April 24, 2018

Thousands Head to Washington to March for Gun Control

Sam Rigante ‘21

On Saturday, March 24, hundreds of thousands of protesters took to Pennsylvania Avenue, facing the Capitol, to rally for gun control, common sense gun laws and stricter background checks in the wake of the Marjory Stoneman Douglas High School shooting. The march, organized as the “March for Our Lives,” was accompanied by hundreds of “sister marches” across America in prominent cities such as New York, Philadelphia and Boston.
The march featured over 20 speakers and singers including Parkland survivors, pop stars, teenagers whose lives were affected by gun violence and even Dr. Martin Luther King Jr.’s granddaughter.
Citizens from all over the country came together to show their support for the survivors of the Parkland shooting and to tell Congress and other legislators they plan on enforcing stricter gun laws in the United States.
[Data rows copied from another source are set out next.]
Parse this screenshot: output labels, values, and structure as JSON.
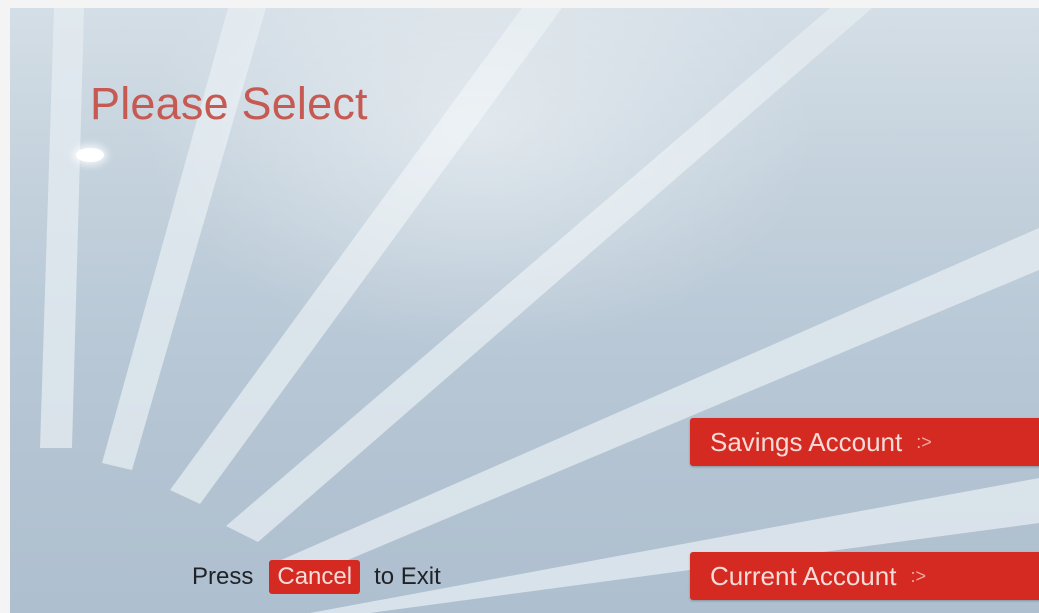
{
  "screen": {
    "title": "Please Select"
  },
  "options": [
    {
      "label": "Savings Account",
      "chevron": ":>"
    },
    {
      "label": "Current Account",
      "chevron": ":>"
    }
  ],
  "exit": {
    "prefix": "Press",
    "button_label": "Cancel",
    "suffix": "to Exit"
  },
  "colors": {
    "accent": "#d42a22",
    "title": "#c65a52",
    "background": "#c3d1dc"
  }
}
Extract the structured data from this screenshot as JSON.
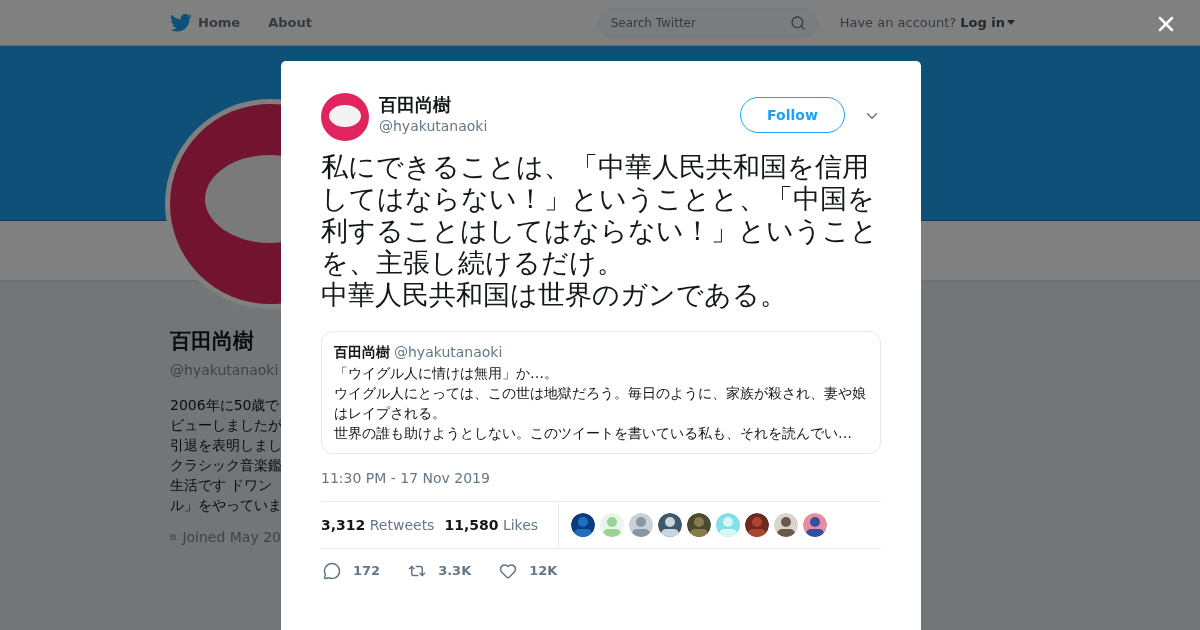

Pennsylvania Avenue was crowded as protesters turned towards the Capitol, holding signs and chanting “Vote them out!”
Josie Sotter, a freshman at Marjory Stoneman Douglas who was present on the day of the shooting, said she believes that together, Americans rallying for the same thing can create change.
The first speaker was Cameron Kasky, a junior at Marjory Stoneman Douglas who is a co-founder of the Never Again MSD movement.

“This is a peaceful protest to show our support for what we need and what needs to change,” Sotter said. “Since something happened to my friends, I’m doing something for them.”
Sotter’s poster featured the name of Jaime Guttenberg, a freshman who was killed in Parkland during the shooting.
The march, which started at 12:10 p.m., was opened by a video of newscasts from the day of the Parkland shooting. The crowd booed loudly when President Donald Trump came on the screen, as it featured a clip from a press conference of him offering his thoughts and prayers.
“Look around, we are the change!” Kasky said to a round of applause. “We hereby promise to fix the broken system we’ve been forced into and create a better world for the generations to come. Don’t worry, we’ve got this!”
The march also featured noteworthy pop stars and singers, such as Miley Cyrus, Demi Lovato, Lin-Manuel Miranda and Ben Platt. Platt and Miranda sang their new song “Found/Tonight,” which will give a potion of the proceeds to the March for Our Lives foundation.
Teenagers and adults were not the only ones who took the stage, however. Dr. Martin Luther King Jr.’s granddaughter, who is nine years old, took the stage to share her thoughts on the issue.
“I have a dream that enough is enough and that this should be a gun free world! Period.” King said, before giving pause for the crowd to cheer. “We are going to be a great generation!”
Michael Ortega, a student at Marjory Stoneman Douglas, told people how to help further the movement.
“Support all the retweets, likes shares,” Ortega said. “And then anyone that’s above 18, if they can, vote. Any campaigning anyone here can do, protesting, that alone is really really helpful.”
David Hogg, one of the prominent student leaders and another co-founder of the Never Again MSD movement, also took to the stage at the march.
“Change is here,” he proclaimed to the crowd. “The sun shines on a new day and the day is ours. Inaction is no longer safe and to that we say, no more.”
The last speaker to take the stage was Emma Gonzalez, an outspoken critic of the NRA and another notable student leader after the Parkland massacre. Gonzalez, after listing the names of all the victims, held a silence for four minutes, which she announced was the time it had taken for gunman Nikolas Cruz to kill the 17 teachers and students at Marjory Stoneman Douglas.
Gonzalez’s final words to a teary-eyed crow rang throughout Washington. The speech, which was published throughout social media, ended with Gonzalez advocating for more protests.

“Fight for your lives,” she said, “before it’s someone else’s job.”